Abstract

PAK1 (RAC/CDC42-activated kinase 1) is the major oncogenic/ageing kinase, and its dysfunction extends the healthy lifespan of C. elegans by activating HSP16 gene. 15K is a highly cell-permeable 1,2,3-triazolyl ester of ketorolac that down-regulates both PAK1 and its down-stream COX-2 in R- and S-forms, respectively. 15K is 500-5,000 times more potent than ketorolac, an old pain-killer, inhibiting the growth of cancer cell lines with IC50 ranging 5-24 nM. Scores of natural and synthetic PAK1-blockers have been shown to extend the lifespan of small animals such as C. elegans, but none of them has been effective at nM levels. Thus, we examined in vivo effect of 15K at nM levels on the survival rate of C. elegans with or without heat-shock.
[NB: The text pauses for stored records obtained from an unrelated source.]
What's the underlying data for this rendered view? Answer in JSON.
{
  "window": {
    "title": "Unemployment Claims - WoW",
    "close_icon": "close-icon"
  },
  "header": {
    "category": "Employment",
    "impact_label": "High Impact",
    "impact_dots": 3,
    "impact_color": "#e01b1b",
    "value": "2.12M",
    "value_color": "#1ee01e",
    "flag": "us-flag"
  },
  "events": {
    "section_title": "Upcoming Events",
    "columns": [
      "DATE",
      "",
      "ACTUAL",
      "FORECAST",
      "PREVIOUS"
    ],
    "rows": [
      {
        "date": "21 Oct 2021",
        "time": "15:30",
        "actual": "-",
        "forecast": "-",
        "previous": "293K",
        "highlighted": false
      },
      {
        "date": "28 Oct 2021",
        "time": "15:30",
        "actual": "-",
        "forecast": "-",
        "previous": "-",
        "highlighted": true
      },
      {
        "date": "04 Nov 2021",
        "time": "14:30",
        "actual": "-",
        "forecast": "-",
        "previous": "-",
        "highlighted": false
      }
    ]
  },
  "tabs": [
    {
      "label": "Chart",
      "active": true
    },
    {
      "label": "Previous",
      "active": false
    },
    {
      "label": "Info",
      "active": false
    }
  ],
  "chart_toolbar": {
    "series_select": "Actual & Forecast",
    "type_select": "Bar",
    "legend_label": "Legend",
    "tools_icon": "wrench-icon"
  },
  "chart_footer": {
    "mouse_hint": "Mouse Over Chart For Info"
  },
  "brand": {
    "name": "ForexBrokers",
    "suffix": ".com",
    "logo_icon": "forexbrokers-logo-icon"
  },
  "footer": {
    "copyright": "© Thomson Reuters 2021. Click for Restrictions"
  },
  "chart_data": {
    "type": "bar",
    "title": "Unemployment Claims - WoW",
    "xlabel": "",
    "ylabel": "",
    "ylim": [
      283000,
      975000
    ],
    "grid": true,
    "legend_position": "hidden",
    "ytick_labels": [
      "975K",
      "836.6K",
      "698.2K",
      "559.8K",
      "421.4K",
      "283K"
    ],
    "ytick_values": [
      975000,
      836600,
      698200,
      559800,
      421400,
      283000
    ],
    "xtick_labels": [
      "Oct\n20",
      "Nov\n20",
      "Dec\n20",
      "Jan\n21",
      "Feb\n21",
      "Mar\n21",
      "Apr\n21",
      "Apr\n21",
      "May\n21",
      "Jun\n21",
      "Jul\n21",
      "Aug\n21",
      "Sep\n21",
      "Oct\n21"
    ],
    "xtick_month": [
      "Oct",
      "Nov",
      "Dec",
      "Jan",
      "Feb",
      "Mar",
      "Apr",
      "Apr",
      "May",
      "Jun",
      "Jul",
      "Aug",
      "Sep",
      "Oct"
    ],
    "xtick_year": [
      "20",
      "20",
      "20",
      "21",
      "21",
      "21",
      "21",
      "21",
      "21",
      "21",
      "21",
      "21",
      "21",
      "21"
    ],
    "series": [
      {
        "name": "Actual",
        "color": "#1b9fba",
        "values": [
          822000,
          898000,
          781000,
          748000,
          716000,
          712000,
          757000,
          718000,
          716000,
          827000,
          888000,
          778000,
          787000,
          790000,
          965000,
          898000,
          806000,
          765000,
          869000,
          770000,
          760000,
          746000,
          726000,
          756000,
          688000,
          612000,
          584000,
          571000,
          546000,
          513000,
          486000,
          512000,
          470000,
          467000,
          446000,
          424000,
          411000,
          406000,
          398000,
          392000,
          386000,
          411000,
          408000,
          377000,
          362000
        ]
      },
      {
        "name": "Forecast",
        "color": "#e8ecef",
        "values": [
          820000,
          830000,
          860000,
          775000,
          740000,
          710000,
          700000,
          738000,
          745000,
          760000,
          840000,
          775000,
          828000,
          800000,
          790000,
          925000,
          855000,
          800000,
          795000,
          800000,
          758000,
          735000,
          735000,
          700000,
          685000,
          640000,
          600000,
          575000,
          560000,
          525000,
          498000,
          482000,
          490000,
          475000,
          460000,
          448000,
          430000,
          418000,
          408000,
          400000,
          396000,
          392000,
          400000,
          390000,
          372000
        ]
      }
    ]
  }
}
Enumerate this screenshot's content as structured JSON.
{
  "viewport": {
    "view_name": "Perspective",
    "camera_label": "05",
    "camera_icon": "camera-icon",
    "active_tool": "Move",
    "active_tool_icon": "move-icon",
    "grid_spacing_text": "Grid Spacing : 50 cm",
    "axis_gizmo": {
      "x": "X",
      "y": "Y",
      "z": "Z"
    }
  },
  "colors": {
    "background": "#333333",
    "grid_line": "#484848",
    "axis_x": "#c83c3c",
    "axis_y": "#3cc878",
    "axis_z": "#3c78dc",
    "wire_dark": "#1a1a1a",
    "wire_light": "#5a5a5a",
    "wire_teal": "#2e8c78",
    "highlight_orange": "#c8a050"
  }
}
Like the PAK1-deficient mutant, 15K (at 50 nM)-treated worm significantly lives longer, is far more heat-resistant and less productive (fertile) than the non-treated counterpart, with an increased expression of HSP16 gene. 15K has been proven to be among the most potent anti-cancerous and longevity-promoting PAK1-blockers, and therefore has a potential to treat a variety of solid tumours without severe side effect.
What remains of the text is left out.